As mentioned previously, people hold conversations in the form of posted messages that are grouped in conversations. So the database needs to support information about people or users, conversations or threads and messages or posts.
For the online forum, users will need to be created – it might be necessary to allow users to edit their details after they have been created, but there is probably no need to allow deletion of users. Users will create conversations, or threads, generally by posting a first message on to the forum, rather than explicitly creating a conversation, but it might be necessary to support both possibilities. Threads will contain posts which are created by users.
Posting of messages is the main functionality of the online forum. Should users be able to edit messages after they have been posted? Should users be able to delete messages after posting? The answer to both is probably yes.

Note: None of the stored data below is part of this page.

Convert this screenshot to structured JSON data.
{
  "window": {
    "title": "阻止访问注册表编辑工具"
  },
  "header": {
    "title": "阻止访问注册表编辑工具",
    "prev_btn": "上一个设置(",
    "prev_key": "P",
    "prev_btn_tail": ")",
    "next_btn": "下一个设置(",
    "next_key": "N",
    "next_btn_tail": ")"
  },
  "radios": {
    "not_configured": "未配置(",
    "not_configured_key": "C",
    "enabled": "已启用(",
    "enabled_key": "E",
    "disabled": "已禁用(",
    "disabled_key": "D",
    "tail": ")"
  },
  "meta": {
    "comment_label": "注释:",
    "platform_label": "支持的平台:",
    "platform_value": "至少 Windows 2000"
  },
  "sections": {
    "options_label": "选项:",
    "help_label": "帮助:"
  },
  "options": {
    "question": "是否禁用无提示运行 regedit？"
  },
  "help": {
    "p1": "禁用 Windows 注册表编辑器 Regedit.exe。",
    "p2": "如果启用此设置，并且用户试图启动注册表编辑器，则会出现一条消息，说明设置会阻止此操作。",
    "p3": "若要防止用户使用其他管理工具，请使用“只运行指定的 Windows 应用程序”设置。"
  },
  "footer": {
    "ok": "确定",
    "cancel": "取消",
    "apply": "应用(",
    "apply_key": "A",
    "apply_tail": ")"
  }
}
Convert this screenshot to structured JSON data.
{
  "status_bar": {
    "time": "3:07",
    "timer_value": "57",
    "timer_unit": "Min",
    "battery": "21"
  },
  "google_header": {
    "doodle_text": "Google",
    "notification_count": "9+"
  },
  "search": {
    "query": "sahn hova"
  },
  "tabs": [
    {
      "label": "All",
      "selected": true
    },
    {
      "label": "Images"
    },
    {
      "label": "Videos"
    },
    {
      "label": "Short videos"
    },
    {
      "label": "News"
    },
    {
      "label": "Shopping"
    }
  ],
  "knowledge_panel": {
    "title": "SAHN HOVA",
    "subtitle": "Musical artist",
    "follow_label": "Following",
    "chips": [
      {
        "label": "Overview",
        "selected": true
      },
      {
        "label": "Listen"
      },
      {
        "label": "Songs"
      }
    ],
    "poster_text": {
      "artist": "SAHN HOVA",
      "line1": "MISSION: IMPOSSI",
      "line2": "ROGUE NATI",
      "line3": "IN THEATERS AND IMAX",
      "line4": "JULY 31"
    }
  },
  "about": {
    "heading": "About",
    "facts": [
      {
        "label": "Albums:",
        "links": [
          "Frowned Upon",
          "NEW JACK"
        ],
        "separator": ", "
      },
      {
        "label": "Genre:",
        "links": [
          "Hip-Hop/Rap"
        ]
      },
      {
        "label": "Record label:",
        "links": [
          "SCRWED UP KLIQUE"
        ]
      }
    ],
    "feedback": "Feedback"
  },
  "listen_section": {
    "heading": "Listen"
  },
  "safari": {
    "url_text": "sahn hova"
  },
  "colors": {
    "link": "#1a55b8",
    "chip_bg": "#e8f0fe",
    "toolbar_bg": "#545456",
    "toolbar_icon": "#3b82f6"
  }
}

Posts are linked to threads and posts are created by users, so there will be a defined relationship between users and posts. Threads are created by users so you should store a relationship there (for example, if a user is banned from the forum, you might want to remove all the threads and posts that that user created).
Now that you know the entities and relationships, you are ready to build up a model of the database, and that should only take minutes. This is where tools come in handy.
Let’s take a look at Vertabelo to continue the online discussion forum.
Create a model for the online forum and start adding in the entities representing users, threads, and posts. Vertabelo will remind you that you need to define primary keys for each table; I recommend using
id columns as that will give you more potential flexibility (and won’t tie you to the name of the user as the primary key or other pitfalls). Next, add in the relationships that we already described previously. I have added a password (in hashed form) for the user to control login of users.
Now, you’ll end up with something that looks roughly like this:
You will see that there are timestamps with the date/time of the creation of each row, so that that information can displayed on the forum (“User since February 2, 2014”, “Date posted: December 24, 2014”, etc.).
If you are going to have a moderated online discussion forum in which messages must be approved by a moderator before they become visible to other users, then you should add a status item to threads and posts so that the application can decide if the threads and associated posts have been reviewed and approved. A status would also allow other users to mark threads and posts as spam or inappropriate.
I hope that you can already start thinking about improvements. For example, if you need formal details about the user, instead of a single “name” field, you may want their first name, last name and username or nickname. And a post might have a subject in addition to the content, but I think that the subject of the post is linked back to the thread so that might not be necessary.